I like to ask, “What’s your system and how does it work?” In my time studying system thinking with Jamshid Gharajedagi, I transformed my thinking about organizational change for the future. If you haven’t read his book, “Systems Thinking, Managing Chaos and Complexity. A Platform for Designing Business Architecture”, I strongly recommend you check it out: Systems Thinking. I believe and still adopt today that the 1st step of taking on any project is to define the mess. Specifically, we need a preconceived understanding of the whole before we attempt to fix all of the parts of our mess.
This process cannot simply be a partial definition as is often thought for omnichannel solutions today, such as software, platform or strategy. If you only understand 1 or 2 parts of your mess, you will ultimately fail in your attempts to build an Omnichannel system that works for your organization. In attempts at a quick sales and marketing solution, practitioners often gravitate towards a software solution in the endless complexity of driving towards some demonstration of progress. We are all searching for the most effective way to create a connection with key customers, the intention is always there. However, the 1st step of this search needs to be understanding and defining the mess to find the optimal solution to implement success. We all know and have heard about how to achieve success in customer engagement through content management, implemented through system platform and software solutions. However, none of this can be achieved without understanding your ‘mess’ – a stepwise process that begins with defining the mess will create a pattern of thinking for yielding the ultimate Omnichannel solution we are all trying to achieve. Think back in your career. We have all engaged in projects lead by well-meaning consultants where we participate in a discovery process which is quickly turned into the project plan. A project plan without willing participants and shared values is like a smartphone without an OS. It makes a good drink coaster…

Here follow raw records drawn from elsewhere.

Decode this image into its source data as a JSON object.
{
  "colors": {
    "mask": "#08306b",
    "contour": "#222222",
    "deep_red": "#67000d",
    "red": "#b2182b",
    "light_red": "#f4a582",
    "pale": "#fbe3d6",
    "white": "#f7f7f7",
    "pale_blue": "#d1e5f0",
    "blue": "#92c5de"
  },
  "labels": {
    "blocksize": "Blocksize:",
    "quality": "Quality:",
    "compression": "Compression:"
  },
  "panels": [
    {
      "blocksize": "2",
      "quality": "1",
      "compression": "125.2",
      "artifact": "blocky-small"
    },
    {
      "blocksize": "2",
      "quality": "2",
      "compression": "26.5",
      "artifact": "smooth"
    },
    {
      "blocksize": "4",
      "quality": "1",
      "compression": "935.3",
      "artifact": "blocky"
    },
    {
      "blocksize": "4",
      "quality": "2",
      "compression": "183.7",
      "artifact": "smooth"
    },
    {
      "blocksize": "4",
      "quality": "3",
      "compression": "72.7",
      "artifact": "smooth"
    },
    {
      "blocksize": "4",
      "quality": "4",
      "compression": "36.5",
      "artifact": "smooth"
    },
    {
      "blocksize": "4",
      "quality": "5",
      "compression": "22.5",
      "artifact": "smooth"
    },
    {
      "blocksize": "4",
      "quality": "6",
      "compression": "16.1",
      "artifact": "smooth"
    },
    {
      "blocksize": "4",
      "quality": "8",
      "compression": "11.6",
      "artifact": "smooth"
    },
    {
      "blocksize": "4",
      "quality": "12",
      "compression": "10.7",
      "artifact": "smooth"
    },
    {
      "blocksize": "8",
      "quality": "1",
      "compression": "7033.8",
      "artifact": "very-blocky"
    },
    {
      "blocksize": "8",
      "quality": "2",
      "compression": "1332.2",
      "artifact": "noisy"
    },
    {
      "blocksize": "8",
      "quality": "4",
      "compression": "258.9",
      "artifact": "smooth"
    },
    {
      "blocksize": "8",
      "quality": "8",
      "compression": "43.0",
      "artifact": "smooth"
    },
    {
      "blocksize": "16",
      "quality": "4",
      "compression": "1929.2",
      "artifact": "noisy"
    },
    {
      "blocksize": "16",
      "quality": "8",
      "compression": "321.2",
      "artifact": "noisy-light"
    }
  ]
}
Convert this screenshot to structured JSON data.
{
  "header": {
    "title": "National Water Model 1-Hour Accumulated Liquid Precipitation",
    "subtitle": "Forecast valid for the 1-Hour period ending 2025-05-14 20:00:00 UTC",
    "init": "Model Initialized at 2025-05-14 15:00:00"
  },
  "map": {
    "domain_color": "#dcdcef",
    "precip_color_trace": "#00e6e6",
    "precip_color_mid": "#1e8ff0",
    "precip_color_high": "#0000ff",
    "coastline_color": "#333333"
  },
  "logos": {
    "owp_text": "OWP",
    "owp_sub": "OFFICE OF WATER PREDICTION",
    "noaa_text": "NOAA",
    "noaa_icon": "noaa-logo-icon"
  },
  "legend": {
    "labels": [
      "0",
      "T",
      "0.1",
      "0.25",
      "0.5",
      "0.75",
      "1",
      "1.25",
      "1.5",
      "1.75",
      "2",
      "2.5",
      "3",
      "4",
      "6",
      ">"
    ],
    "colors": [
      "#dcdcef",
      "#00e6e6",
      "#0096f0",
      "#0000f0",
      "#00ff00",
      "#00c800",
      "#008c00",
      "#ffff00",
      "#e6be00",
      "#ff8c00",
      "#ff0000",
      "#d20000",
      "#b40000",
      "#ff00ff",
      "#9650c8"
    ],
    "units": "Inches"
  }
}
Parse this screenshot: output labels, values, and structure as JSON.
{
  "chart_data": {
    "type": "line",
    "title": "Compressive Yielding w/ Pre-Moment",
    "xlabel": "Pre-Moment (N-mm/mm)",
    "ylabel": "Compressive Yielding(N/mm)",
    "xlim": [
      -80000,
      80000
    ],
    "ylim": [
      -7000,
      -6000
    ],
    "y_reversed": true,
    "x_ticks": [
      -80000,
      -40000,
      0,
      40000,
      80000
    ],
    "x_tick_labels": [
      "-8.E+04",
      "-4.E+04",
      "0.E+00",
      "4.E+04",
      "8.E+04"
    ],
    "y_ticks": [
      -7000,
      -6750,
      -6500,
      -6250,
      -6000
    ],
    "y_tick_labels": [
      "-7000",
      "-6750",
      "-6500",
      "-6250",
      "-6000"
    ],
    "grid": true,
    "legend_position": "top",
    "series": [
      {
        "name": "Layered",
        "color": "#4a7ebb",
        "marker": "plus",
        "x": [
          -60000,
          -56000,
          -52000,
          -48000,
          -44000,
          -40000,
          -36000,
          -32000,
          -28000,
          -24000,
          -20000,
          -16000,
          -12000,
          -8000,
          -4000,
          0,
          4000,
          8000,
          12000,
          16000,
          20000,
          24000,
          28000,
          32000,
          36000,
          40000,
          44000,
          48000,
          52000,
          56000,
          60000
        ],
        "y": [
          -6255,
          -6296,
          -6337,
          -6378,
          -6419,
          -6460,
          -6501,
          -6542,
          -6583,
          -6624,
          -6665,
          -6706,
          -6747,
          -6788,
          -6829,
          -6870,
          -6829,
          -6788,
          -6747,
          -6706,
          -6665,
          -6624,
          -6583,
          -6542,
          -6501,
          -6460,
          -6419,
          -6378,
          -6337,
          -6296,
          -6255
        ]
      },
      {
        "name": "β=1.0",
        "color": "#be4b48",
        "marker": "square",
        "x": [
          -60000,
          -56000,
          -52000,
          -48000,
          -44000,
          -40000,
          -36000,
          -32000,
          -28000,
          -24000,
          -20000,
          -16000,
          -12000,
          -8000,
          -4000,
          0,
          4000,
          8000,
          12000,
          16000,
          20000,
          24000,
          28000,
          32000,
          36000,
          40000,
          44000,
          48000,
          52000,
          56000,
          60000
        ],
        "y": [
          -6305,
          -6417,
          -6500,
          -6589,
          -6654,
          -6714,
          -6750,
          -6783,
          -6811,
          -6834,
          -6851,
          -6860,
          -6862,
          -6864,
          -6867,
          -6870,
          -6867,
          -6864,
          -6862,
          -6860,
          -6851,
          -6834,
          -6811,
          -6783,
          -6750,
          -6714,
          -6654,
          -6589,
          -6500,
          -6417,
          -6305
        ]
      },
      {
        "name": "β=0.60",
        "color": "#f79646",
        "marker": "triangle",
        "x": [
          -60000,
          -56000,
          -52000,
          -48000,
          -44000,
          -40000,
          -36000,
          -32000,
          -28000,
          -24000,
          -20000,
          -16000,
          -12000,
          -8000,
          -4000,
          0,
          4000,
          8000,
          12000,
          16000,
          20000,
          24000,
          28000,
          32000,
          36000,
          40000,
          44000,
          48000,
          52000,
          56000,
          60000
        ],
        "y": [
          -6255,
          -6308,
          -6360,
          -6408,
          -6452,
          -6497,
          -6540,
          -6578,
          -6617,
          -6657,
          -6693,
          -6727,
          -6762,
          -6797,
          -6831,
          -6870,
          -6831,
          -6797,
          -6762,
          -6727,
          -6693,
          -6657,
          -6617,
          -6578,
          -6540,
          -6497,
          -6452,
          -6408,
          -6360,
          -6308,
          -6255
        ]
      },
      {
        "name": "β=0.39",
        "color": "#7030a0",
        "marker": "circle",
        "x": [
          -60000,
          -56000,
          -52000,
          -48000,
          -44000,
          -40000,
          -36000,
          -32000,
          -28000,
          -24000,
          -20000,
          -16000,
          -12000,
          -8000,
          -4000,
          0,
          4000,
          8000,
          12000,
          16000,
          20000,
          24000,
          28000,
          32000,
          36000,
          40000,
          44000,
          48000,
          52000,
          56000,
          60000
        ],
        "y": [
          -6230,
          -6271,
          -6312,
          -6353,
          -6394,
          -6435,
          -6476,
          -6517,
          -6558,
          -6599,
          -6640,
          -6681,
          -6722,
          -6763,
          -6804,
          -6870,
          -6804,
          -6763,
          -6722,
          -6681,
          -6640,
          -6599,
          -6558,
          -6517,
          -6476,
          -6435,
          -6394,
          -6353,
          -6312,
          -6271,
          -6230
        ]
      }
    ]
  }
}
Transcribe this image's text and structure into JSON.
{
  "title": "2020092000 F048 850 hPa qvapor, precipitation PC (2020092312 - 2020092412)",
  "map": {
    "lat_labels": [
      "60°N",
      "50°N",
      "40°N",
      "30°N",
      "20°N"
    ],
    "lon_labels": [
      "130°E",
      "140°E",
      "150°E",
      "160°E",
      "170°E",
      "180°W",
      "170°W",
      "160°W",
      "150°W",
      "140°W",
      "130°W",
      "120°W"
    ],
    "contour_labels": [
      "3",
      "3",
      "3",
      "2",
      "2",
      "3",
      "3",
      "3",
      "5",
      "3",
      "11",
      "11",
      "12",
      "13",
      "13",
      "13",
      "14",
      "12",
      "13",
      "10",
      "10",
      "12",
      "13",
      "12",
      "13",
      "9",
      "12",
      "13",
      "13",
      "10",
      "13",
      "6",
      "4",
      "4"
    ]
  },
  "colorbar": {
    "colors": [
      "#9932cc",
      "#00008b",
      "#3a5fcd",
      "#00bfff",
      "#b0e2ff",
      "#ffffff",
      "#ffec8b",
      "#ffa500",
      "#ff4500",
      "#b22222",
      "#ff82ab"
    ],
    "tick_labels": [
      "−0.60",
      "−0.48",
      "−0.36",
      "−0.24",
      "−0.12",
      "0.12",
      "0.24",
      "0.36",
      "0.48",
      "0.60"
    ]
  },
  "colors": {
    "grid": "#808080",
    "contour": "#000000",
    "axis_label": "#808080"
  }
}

I knew people who worked at the company known as Bear Stearns, there were some very smart people working at that firm which was in business since 1923. In November of 2006 Kyle Bass met with Bear Stearn’s entire risk management committee and walked them through a 90 minute presentation related to the risks of their completely over-leveraged holdings. Check out this interview: I did not want to see Bear Stearns go down
The leadership of very smart professionals listened and really hoped he was wrong. We all know what happened to Bear Stearns in a matter of days beginning in March of 2008. There are many other examples in business history where leadership refused to understand the need for change or ignore risks in the face of adversity. It was always understood at BP that you could get fired if you raised safety concerns that might delay drilling: Rig warning signs
The point I’m trying to make is if you don’t think there is a mess, you won’t evaluate how to find a solution and failure is inevitable. Some good places to start in your new journey: What are the drivers of your current system? How are key interactions behaving and where? Finally, make certain you are not afraid to ask the tough question – Is the architecture of your company department and/or your system, operating optimally for your team to achieve sales and marketing goals? Ask yourself and your team – How well have we defined our ‘mess’?